Adam Bender | March 21, 2013
BlackBerry seeks to win back Australian business from rivals after a late realisation that it must adapt to the growing trend of bring your own device (BYOD), BlackBerry executives said at the BlackBerry 10 launch in Australia.

Android and Windows Phone "are not mobile computing platforms," he said.

However, BlackBerry could not continue to ignore BYOD was bringing those and other rival devices into the office, Heins said. "It's not on us whether we can influence this or not."

BYOD drove many of BlackBerry's decisions with BlackBerry 10 and is the reason why the Z10 phone is a touch-only device, he said. Employees are bringing touch devices into the office and "we had to participate in this trend." Meanwhile, BlackBerry Balance, a feature of BlackBerry 10 that divides the phone interface into personal and enterprise sections, is aimed at BYOD workers who want to keep work and play separate, Heins said.

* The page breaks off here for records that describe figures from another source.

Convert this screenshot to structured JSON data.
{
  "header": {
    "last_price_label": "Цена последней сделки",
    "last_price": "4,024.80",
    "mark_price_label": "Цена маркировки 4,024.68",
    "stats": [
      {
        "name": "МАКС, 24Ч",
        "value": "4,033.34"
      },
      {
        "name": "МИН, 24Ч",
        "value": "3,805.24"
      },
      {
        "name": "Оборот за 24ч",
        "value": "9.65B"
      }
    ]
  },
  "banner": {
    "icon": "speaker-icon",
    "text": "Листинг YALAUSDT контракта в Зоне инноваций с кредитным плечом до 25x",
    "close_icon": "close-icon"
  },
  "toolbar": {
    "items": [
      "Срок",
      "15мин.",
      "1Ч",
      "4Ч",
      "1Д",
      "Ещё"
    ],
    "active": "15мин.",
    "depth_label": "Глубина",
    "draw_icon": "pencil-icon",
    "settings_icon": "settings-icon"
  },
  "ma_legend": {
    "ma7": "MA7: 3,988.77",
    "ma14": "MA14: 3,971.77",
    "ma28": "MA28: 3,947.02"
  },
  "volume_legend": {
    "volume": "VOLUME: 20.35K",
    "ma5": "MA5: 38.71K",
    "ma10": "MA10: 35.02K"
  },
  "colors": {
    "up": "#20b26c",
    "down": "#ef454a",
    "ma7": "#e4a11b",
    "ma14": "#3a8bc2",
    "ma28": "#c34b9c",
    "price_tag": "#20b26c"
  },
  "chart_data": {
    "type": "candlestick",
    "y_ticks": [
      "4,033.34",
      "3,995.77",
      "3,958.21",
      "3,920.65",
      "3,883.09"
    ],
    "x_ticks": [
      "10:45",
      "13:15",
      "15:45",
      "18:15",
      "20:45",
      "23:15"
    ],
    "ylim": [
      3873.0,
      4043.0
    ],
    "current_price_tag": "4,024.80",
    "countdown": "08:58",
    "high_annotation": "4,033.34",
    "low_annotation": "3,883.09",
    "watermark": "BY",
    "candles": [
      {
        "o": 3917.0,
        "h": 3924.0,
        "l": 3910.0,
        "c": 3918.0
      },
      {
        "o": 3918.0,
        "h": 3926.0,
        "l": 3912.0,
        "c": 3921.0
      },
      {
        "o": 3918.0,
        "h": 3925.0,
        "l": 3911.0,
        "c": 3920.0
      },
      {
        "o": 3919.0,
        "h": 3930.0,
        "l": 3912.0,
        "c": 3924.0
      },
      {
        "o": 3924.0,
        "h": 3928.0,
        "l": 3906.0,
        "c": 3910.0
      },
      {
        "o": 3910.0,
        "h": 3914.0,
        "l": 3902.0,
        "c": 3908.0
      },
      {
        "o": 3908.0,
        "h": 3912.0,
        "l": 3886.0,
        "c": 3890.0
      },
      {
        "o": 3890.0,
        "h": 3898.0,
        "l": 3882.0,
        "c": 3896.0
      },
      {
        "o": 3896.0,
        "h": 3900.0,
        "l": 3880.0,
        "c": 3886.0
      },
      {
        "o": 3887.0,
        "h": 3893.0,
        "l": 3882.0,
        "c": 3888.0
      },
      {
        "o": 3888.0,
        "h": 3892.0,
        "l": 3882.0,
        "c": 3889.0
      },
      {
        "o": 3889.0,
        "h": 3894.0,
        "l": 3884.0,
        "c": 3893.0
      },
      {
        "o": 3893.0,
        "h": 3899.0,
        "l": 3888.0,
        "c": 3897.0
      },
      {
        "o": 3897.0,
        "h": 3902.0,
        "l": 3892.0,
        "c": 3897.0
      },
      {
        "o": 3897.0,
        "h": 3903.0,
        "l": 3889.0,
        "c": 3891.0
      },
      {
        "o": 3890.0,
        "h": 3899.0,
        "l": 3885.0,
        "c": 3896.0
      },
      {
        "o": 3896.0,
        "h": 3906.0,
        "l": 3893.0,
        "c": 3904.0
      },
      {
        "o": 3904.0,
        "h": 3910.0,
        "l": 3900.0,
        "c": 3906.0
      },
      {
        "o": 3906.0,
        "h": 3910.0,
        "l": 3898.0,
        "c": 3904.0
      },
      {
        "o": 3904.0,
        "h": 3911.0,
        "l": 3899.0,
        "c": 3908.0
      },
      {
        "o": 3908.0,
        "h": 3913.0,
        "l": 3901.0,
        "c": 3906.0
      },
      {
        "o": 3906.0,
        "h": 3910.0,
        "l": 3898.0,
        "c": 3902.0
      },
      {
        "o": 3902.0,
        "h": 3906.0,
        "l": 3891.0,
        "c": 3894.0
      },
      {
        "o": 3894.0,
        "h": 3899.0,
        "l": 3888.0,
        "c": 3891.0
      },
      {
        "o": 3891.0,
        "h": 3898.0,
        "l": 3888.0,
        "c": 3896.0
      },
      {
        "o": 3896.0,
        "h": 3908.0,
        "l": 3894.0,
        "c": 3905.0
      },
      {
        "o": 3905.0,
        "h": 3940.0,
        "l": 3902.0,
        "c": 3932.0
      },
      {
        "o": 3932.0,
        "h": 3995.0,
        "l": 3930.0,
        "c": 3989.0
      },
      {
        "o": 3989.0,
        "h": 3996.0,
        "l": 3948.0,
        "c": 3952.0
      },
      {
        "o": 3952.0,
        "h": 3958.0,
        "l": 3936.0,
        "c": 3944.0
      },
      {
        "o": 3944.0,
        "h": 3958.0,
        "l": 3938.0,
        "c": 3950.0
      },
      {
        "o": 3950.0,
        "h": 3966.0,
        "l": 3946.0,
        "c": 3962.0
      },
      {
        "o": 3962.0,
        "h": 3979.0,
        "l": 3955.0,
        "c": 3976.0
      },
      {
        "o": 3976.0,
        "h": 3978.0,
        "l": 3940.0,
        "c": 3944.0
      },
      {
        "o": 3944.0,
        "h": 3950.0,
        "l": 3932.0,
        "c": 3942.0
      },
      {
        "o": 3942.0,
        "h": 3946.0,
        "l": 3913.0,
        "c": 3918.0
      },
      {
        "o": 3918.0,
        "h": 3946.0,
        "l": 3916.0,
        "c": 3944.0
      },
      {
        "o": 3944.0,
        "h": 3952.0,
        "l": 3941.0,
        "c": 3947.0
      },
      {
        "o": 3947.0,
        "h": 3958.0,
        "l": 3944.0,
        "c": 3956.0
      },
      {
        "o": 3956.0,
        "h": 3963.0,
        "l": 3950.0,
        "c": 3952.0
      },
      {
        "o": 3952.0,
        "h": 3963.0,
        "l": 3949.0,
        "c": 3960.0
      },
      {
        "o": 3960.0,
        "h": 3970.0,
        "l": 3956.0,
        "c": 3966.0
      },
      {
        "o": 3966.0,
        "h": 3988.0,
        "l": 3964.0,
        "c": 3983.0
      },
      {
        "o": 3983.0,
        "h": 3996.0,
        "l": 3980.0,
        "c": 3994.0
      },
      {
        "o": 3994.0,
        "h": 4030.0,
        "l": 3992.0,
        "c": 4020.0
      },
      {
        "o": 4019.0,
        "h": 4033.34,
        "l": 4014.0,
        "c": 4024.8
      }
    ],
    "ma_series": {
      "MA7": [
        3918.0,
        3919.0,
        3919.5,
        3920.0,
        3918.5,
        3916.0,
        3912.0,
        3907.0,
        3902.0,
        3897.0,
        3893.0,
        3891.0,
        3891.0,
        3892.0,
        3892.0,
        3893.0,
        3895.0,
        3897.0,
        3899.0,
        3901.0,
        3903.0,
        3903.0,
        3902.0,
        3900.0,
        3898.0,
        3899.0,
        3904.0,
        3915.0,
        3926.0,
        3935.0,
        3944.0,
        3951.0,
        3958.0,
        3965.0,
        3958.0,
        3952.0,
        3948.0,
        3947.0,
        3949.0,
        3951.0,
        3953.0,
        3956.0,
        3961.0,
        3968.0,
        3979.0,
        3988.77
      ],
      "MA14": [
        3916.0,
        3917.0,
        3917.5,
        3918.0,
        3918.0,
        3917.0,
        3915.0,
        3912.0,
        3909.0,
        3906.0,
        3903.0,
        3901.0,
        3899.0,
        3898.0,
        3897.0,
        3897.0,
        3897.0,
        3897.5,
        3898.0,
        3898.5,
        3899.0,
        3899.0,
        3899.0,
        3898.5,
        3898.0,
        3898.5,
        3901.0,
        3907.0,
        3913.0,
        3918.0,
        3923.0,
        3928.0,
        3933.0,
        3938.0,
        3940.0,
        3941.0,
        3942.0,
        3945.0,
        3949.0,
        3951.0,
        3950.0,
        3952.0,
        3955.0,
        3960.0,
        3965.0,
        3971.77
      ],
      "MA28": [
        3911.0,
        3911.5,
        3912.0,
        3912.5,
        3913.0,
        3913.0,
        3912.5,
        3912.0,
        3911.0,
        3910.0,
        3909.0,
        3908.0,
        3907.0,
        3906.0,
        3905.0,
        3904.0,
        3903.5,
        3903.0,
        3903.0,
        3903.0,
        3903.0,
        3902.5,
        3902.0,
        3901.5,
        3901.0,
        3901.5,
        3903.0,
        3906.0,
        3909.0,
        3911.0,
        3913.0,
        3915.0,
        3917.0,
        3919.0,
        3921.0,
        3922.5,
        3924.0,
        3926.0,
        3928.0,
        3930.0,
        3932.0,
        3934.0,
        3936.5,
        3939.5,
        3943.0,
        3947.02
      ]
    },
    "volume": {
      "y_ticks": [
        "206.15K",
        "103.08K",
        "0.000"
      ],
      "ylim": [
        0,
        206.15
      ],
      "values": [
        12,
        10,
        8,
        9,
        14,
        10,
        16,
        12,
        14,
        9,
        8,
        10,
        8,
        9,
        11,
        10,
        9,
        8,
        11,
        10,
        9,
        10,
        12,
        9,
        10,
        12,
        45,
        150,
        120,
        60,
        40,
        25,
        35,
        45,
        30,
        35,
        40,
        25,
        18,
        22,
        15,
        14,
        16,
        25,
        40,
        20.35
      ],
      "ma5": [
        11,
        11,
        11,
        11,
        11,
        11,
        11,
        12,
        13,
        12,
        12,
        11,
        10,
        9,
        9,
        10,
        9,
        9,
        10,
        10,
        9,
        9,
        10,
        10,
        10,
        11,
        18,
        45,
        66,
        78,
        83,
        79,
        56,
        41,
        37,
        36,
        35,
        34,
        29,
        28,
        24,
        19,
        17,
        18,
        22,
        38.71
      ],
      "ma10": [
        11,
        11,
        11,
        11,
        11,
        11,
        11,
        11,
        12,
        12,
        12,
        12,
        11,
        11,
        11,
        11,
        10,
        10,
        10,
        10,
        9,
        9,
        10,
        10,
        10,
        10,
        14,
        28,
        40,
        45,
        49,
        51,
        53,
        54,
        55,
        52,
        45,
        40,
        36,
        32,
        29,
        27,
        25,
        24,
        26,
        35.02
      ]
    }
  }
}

The company requires organisations to buy its official mobile device management (MDM) service, BlackBerry Enterprise Server (BES) 10, to take advantage of some of the more advanced features of BlackBerry 10. Gartner analyst Ken Dulaney has criticised that approach as discouraging potential customers that have already invested in another vendor's MDM.

Heins said BlackBerry will continue to compete in the MDM segment.

"We don't just look at this from the perspective of being the best management system for smartphones, but we look at this like we need to build an established base of mobile computing end point management," he said. "You will see this MDM solution evolve to that stage."

Meanwhile, a speedy release cycle will be required to compete with rival manufacturers, Heins said. Samsung this week announced a new Galaxy S smartphone about 12 months after the last.

"The life cycle is pretty much the same in the industry and ... innovation is dramatically fast in our industry," Heins said.

"Part of the design [of BlackBerry 10] was to be able to upgrade it in way shorter cycles than we normally do."

Heins would not say whether a new BlackBerry tablet is in development, but explained his approach to that form factor were there to be one.

"A tablet in my view is a very difficult business," he said. "If I build a tablet, I will not build it for the hardware purpose... I will do this around a service ... value proposition."

"We are running a few projects" to assess "how we can take it to the next stage and not just be another tablet."